The grant will help the University develop a computer/network forensics curriculum for undergraduate computer science majors that integrates new courses and provides internships with partner organizations such as the Rhode Island State Police, Rhode Island Crime Lab, the URI Forensics Partnership, the Naval Criminal Investigative Service, and several local police departments and law firms.

The grant also creates a forensics track for computer science students enrolled in the mavster’s degree program. In addition, versions of the undergraduate and graduate courses will be offered to practitioners in the field enrolled in a continuing education certificate program.

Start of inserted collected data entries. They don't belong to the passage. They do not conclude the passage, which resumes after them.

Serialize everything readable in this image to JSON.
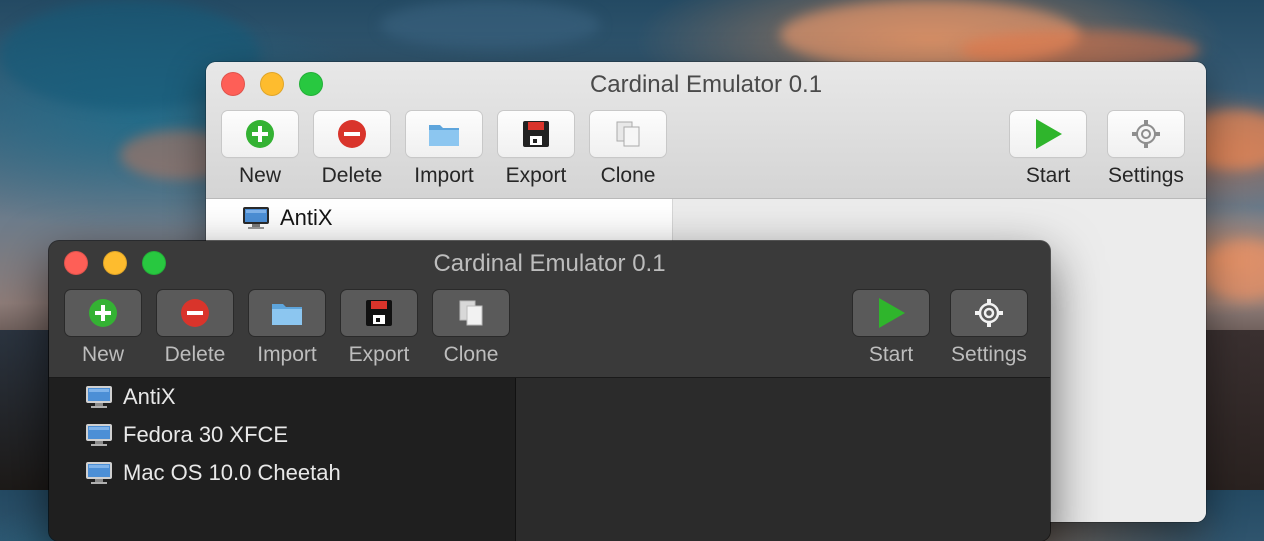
{
  "colors": {
    "accent_green": "#34b233",
    "accent_red": "#d9342b",
    "folder_blue": "#6fb3e6",
    "start_green": "#2fb52c"
  },
  "back_window": {
    "title": "Cardinal Emulator 0.1",
    "toolbar": {
      "new_label": "New",
      "delete_label": "Delete",
      "import_label": "Import",
      "export_label": "Export",
      "clone_label": "Clone",
      "start_label": "Start",
      "settings_label": "Settings"
    },
    "vm_list": [
      {
        "name": "AntiX",
        "icon": "monitor-icon"
      }
    ]
  },
  "front_window": {
    "title": "Cardinal Emulator 0.1",
    "toolbar": {
      "new_label": "New",
      "delete_label": "Delete",
      "import_label": "Import",
      "export_label": "Export",
      "clone_label": "Clone",
      "start_label": "Start",
      "settings_label": "Settings"
    },
    "vm_list": [
      {
        "name": "AntiX",
        "icon": "monitor-icon"
      },
      {
        "name": "Fedora 30 XFCE",
        "icon": "monitor-icon"
      },
      {
        "name": "Mac OS 10.0 Cheetah",
        "icon": "monitor-icon"
      }
    ]
  }
}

“URI is unique,” says Fay-Wolfe. “Currently, there are very few computer forensics curriculum tracks at major universities. Those that do offer such tracks do not combine education, practicum, and research for students.”

Computer forensics experts are like pathologists who, drawing on an array of methods for discovering data in a computer system, can perform a computer autopsy. They can reveal what web sites have been visited, what searches performed, what files have been downloaded or deleted, e-mails received, sent or deleted, and passwords and logs. Attempts to conceal, destroy, or fabricate evidence, and deleted and encrypted files can also discovered.

Computer forensics experts work on the local, state, and federal levels of law enforcement. Police departments, state crime labs, the FBI, and the IRS employ these forensic sleuths who can earn entry-level salaries from $60,000 to $90,000.

Businesses also seek these kind of experts to tell them who attacked their networks, if employees are using the network for personal business, or if corporate espionage is occurring.